L’insistance tant des États-uniens que des Européens à inscrire dans le traité la clause ISDS (Investor-State Dispute Settlement, soit mécanisme de règlement des différends entre investisseurs et États ), ou une alternative pas tellement différente sur le fond, est également de mauvais augure : le professeur de droit international Gus Van Harten a passé en revue 196 procédures ISDS. 34 cas renvoyaient à des litiges sur les ressources naturelles et 40 autres à des contestations de décisions gouvernementales visant à protéger la santé publique et l’environnement. Autrement dit, les investisseurs privés, et en l’occurrence les grandes multinationales qui ont les ressources pour recourir à cette procédure, jouissent par ce biais d’un moyen de contester des réglementations qui, pourtant, vont dans le sens de l’intérêt général et de la préservation de la planète. L’ISDS crée donc une nouvelle brèche dans l’accord climatique de Paris et dans les accords connexes comme la Convention sur la biodiversité et le protocole de Nagoya qui lui est associé.
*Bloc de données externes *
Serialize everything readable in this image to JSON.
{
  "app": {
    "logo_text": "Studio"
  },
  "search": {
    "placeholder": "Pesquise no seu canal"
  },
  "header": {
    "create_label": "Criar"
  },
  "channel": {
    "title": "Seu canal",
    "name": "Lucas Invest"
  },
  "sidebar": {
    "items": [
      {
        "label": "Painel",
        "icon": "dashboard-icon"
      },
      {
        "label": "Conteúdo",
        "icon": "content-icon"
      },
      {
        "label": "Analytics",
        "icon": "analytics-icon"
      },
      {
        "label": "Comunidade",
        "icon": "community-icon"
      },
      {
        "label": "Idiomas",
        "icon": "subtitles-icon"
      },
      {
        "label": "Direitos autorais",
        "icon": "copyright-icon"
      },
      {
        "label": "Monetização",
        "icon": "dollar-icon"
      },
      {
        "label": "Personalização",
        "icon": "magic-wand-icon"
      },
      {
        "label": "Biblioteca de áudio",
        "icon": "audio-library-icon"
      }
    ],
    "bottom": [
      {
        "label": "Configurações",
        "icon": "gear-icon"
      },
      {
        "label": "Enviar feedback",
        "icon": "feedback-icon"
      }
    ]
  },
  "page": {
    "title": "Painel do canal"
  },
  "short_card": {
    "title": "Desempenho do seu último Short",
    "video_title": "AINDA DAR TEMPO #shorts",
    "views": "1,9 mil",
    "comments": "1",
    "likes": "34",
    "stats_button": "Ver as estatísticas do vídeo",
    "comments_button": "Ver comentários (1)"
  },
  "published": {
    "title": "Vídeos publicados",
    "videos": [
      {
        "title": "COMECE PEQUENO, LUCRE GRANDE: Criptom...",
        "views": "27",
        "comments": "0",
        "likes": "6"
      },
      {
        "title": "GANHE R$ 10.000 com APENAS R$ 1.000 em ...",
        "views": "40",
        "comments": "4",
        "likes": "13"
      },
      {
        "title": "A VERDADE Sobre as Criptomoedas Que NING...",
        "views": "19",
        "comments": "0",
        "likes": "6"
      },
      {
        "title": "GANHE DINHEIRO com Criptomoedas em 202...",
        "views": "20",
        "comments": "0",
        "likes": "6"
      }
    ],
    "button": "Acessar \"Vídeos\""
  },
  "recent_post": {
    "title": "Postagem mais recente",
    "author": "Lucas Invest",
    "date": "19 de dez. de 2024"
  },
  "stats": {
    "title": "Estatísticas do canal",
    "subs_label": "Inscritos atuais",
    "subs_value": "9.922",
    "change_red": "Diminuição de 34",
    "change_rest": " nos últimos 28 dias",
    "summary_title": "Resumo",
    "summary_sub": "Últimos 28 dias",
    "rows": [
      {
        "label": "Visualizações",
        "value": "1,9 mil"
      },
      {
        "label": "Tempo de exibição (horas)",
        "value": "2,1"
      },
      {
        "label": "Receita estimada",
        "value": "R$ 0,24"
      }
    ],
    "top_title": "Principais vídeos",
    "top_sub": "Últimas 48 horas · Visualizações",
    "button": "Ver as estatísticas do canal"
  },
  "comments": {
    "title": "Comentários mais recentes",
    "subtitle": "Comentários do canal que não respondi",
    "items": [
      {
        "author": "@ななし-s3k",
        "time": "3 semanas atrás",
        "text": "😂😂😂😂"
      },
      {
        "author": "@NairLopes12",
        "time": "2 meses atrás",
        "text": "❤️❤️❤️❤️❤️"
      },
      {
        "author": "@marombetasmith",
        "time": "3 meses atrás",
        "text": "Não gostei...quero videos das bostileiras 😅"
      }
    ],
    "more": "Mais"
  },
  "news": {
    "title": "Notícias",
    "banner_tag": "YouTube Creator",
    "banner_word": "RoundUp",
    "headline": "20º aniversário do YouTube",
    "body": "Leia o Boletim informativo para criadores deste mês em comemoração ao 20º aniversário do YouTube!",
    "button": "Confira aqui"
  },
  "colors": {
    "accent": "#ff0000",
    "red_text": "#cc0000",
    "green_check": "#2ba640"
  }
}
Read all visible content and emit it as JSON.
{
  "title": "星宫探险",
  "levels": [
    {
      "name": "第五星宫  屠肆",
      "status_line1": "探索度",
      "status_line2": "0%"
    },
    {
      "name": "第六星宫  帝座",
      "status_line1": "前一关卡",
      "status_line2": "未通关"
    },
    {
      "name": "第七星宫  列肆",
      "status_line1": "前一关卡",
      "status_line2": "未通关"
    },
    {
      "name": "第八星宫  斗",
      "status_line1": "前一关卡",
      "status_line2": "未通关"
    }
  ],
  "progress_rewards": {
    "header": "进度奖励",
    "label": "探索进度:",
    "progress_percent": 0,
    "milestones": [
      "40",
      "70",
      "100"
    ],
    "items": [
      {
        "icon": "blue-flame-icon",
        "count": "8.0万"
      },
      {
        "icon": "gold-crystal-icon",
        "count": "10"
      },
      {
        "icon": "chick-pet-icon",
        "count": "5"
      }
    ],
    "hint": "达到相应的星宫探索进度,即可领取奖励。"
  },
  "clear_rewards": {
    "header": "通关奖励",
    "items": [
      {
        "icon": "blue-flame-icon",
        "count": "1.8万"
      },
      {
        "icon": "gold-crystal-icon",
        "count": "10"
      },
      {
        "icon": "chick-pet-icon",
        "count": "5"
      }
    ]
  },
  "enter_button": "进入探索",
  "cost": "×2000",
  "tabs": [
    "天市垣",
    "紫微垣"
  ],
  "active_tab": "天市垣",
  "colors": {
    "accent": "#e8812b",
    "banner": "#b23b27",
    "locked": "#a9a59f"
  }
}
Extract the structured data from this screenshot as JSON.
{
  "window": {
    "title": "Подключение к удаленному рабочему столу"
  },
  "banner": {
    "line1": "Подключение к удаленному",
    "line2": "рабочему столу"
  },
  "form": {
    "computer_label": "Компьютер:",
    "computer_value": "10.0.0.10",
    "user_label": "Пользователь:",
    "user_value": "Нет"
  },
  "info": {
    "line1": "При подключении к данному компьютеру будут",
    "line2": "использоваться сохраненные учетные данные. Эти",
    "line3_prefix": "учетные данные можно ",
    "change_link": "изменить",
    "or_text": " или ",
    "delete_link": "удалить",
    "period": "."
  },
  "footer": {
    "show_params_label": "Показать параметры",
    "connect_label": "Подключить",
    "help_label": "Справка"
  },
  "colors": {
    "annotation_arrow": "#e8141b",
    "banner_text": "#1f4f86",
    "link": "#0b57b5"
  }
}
La promesse d’un ridicule gain annuel de 0,05 % du PIB
Selon une récente étude de la chambre de commerce états-unienne en Europe et qu’il faut prendre avec précaution , les exportations de la majorité des États membres à destination des États-Unis croîtraient avec le TTIP de 20 % au moins (+ 23 % pour la France). À supposer que ce chiffre soit proche de la réalité, le flux de marchandises devra être transporté par fret maritime et aérien sur plus de 5.000 kilomètres. Or, le secteur du transport international a été exempté de l’accord de Paris ! Ceci est particulièrement préoccupant alors que, pour l’ OCDE , les émissions de CO2 imputables au commerce international augmenteraient de 290 % d’ici à 2050…
Et tout ça pour quoi ? Pour la promesse d’un ridicule gain annuel de 0,05 % du PIB (produit intérieur brut), dont l’ensemble des populations concernées ne profiteraient même pas équitablement : en effet, seule une poignée d’entreprises [3] et leurs actionnaires en profiteront réellement au détriment des PME, des travailleurs, des consommateurs, des écosystèmes et des générations futures. Cette hausse infinitésimale du PIB, indicateur par ailleurs hautement décrié, ne justifie absolument pas les énormes risques environnementaux (et sociaux) esquissés ci-dessus.
Notes :
[1] Transatlantic Trade and Investment Partnership.
[2] Transatlantic Free Trade Area.
[3] Selon le Moniteur du commerce international , le commerce extérieur français souffre d’une« faiblesse structurelle » : les exportations y sont concentrées par les grandes entreprises – 70 % des exportations françaises sont ainsi réalisées par les 1.000 premiers exportateurs.